Мышление – это дисциплина и определенная логика. Применительно к возможностям искусства я бы говорил, скорее, о работе сознания. Сознание «шире» мышления, оно включает в себя перцепции и аффекты, память и бессознательные влечения, ассоциации и мгновенные реакции на разного рода импульсы, как внешние, так и внутренние, которые не всегда поддаются рефлексии. Сознание можно уподобить накопителю данных, а мышление – обработке и систематизации этого материала. Поэзия и проза начала XX века стремились представить реальную работу сознания, а не мышления (Гертруда Стайн, Джойс, Пруст, заумь, автоматическое письмо сюрреалистов, обэриуты…). Я по старинке считаю, что мышление – в сильном смысле слова – дело философии, а не искусства. Это не значит, что искусство не мыслит, мыслит, конечно, но по-другому. Здесь очень важен опыт Арто, который говорил о «невозможности мысли», о мысли как о «спазме выкидыша» и «немощи». Для него эта мучительная, физически изнуряющая «немощь» каким-то загадочным образом связана с сущностью поэзии, ее тайной. В эссе, посвященном Арто, Бланшо формулирует эту болезненную связь так: «Поэзия неотрывна от невозможности мысли, которая и составляет мысль». Философия XX века, надо отдать ей должное, не прошла мимо этого опыта, отсюда и ее асистематичность (по сравнению с немецкой классической традицией, долгое время являвшейся образцом философствования).

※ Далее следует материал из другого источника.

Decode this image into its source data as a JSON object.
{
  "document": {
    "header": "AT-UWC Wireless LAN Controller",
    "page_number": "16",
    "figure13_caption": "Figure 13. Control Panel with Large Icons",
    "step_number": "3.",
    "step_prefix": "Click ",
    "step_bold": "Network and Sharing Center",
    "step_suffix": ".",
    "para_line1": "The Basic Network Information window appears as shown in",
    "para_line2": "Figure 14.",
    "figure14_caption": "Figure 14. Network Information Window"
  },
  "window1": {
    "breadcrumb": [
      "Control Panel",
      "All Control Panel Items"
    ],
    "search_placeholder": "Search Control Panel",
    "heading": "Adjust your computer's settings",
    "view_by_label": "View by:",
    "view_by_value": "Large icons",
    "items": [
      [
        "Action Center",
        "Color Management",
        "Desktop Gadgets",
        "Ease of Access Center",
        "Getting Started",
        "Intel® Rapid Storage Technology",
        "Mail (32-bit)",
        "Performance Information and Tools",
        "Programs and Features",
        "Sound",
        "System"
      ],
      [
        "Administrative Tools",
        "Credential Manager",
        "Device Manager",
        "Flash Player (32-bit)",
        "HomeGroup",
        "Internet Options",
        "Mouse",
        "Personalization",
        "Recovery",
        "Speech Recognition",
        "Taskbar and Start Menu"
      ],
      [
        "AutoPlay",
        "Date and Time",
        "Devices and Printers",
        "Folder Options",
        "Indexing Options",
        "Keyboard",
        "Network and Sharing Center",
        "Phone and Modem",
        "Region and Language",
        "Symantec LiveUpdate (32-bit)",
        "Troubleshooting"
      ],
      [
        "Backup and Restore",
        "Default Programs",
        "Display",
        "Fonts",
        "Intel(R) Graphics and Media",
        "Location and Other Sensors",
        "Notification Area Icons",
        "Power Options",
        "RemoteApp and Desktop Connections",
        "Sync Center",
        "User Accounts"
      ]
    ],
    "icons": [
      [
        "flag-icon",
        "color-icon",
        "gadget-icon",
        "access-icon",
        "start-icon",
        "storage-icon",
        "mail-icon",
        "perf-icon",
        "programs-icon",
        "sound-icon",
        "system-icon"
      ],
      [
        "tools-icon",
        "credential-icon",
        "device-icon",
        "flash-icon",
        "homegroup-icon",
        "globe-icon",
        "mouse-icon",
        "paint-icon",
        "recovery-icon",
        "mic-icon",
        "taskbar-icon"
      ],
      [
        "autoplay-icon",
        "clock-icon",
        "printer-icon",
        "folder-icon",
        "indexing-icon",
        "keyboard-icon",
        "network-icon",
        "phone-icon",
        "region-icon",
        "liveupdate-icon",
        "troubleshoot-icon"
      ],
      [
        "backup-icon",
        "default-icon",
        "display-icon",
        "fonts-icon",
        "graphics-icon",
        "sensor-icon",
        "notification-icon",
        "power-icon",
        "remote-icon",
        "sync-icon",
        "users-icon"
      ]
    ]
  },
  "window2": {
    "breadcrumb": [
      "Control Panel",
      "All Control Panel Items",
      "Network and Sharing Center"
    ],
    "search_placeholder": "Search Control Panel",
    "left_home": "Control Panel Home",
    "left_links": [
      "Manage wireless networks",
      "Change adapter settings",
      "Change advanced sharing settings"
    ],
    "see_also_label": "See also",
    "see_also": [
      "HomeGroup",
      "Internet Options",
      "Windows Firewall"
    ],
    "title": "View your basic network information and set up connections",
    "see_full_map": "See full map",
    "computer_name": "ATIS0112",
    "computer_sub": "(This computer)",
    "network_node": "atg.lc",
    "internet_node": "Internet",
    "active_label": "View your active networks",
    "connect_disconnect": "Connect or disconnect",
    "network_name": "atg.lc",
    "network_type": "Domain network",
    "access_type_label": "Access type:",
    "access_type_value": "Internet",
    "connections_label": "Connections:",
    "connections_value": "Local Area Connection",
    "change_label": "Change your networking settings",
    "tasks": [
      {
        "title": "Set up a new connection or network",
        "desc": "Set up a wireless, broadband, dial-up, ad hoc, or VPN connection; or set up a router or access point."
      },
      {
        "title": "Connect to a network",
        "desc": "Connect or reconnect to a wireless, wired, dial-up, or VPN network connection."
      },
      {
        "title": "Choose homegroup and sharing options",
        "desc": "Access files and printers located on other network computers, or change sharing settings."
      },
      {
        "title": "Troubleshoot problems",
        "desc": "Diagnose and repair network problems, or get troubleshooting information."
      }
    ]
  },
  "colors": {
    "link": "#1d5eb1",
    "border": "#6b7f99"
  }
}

В идеале каждый автор, чтобы приблизиться к его сингулярности, требует не только изъятия из контекста, ему современного, но и перенастройки всего критического, аналитического аппарата. Только такой жест – крайне рискованный, даже в чем-то насильственный – способен вырвать автора из пут культурной инерции, или, по слову Беньямина, из традиции конформизма. Это можно назвать минус-историзацией. Беньямин говорил о «тигрином прыжке в прошлое» и о цитате как актуализации (Французская революция цитировала Древний Рим); герменевтика для него неразрывно связана с предельной опасностью и революционным обещанием. В тезисах «О понятии истории» он писал: «Исторический материалист подходит к историческому предмету исключительно там, где он предстает ему как монада. В этой структуре он узнает знак мессианского застывания хода событий, иначе говоря: революционного шанса в борьбе за угнетенное прошлое. Он ухватывается за него, чтобы вырвать определенную эпоху из гомогенного движения истории; точно так же он вырывает определенную биографию из эпохи, определенное произведение из творческого пути». Ставки, как видите, предельны, речь идет, по существу, о спасении. И каждый автор, которого любишь, в тайне обращает к тебе этот мессианский призыв. Драма в том, что ответить на него без толики насилия – герменевтического, а значит и политического – невозможно.